Through April 27, only 12.1 million people have gotten at least one shot and only 7.7 million, or 5%, have been fully vaccinated.
That puts it far behind the United States, where 43% have gotten at least one shot, and the European Union with nearly 27%.
Data analyst Alexander Dragan, who tracks vaccinations across Russia, said last week the country was giving shots to 200,000-205,000 people a day. In order to hit the midJune target, it needs to be nearly double that.
“We need to start vaccinating 370,000 people a day, like, beginning tomorrow,” Dragan said.
One factor in Russians’ reluctance over Sputnik V was the fact that it was rolled out even as largescale testing to ensure its safety and efficacy was still ongoing.
But a study published in February in the British medical journal The Lancet said the vaccine appeared safe and highly effective against Covid-19, according to a trial involving about 20,000 people in Russia. Dragan says one possible explanation for the reluctance is the narrative from authorities that they have tamed the outbreak, even if that assessment might be premature.

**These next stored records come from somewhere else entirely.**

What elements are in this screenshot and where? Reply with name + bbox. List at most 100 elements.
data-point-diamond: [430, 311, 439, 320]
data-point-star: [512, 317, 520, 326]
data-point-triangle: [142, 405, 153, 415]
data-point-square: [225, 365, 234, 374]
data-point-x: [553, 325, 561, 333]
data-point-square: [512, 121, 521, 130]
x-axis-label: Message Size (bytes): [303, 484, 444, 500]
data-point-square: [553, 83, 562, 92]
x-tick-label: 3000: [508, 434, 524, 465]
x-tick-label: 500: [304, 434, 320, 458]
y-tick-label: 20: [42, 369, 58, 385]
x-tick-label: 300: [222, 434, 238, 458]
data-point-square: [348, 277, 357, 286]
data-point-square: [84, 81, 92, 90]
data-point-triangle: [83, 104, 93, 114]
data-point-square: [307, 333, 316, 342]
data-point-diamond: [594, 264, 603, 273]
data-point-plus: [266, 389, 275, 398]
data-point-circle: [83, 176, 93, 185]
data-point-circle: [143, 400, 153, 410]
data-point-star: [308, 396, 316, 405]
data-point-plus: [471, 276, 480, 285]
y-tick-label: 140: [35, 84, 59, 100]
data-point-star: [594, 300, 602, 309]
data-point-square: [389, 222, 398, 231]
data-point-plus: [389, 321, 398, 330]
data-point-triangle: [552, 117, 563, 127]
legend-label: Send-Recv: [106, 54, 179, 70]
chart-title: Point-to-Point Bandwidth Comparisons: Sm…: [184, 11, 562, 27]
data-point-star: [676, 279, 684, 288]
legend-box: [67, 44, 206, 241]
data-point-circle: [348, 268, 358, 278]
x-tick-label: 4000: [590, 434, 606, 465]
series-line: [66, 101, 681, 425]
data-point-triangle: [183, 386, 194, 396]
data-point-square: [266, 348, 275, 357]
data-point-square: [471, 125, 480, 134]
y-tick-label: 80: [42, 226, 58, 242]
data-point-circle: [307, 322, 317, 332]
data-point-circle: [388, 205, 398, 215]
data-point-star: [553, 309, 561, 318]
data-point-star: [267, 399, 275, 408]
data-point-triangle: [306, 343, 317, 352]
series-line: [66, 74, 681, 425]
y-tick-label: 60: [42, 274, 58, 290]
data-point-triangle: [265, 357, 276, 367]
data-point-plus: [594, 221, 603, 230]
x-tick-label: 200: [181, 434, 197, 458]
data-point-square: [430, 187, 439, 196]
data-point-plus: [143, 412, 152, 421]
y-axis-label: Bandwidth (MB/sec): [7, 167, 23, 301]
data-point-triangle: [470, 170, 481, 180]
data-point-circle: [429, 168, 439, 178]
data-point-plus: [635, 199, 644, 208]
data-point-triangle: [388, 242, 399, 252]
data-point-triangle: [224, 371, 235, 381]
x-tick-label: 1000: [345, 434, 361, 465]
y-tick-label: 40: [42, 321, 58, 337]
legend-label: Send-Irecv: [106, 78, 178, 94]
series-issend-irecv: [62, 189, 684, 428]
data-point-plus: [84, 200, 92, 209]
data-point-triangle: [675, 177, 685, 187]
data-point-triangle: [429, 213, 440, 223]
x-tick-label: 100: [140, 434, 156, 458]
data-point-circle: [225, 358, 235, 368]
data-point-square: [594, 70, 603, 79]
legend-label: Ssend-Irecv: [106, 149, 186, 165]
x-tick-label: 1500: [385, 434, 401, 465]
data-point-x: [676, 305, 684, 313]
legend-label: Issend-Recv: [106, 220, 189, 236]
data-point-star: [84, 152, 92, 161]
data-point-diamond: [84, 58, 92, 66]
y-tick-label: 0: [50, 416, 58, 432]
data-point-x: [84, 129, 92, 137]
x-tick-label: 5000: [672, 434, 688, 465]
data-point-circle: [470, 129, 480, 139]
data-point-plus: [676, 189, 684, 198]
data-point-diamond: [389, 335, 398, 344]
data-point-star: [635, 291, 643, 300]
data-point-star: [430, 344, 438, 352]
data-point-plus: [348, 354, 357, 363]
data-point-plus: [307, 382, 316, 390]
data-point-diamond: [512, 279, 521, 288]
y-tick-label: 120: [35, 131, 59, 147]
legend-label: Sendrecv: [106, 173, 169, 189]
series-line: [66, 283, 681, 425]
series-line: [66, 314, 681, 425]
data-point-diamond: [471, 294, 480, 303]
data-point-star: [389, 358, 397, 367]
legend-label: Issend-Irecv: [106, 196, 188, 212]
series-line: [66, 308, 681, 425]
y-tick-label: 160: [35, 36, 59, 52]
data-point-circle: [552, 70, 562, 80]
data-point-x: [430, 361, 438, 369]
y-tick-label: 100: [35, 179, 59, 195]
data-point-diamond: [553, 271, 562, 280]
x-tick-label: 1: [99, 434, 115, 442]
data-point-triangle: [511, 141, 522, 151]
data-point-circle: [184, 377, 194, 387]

Vasily Vlassov, a public health expert at the Higher School of Economics in Moscow, echoed Dragan’s sentiment and also pointed to inconsistent signals from officials and media.
“Russians in 2020 were bombarded with contradictory messages – first about (the coronavirus) not being dangerous and being just a cold, then that it was a deadly infection,” he said.
“Then they were banned from leaving their homes.”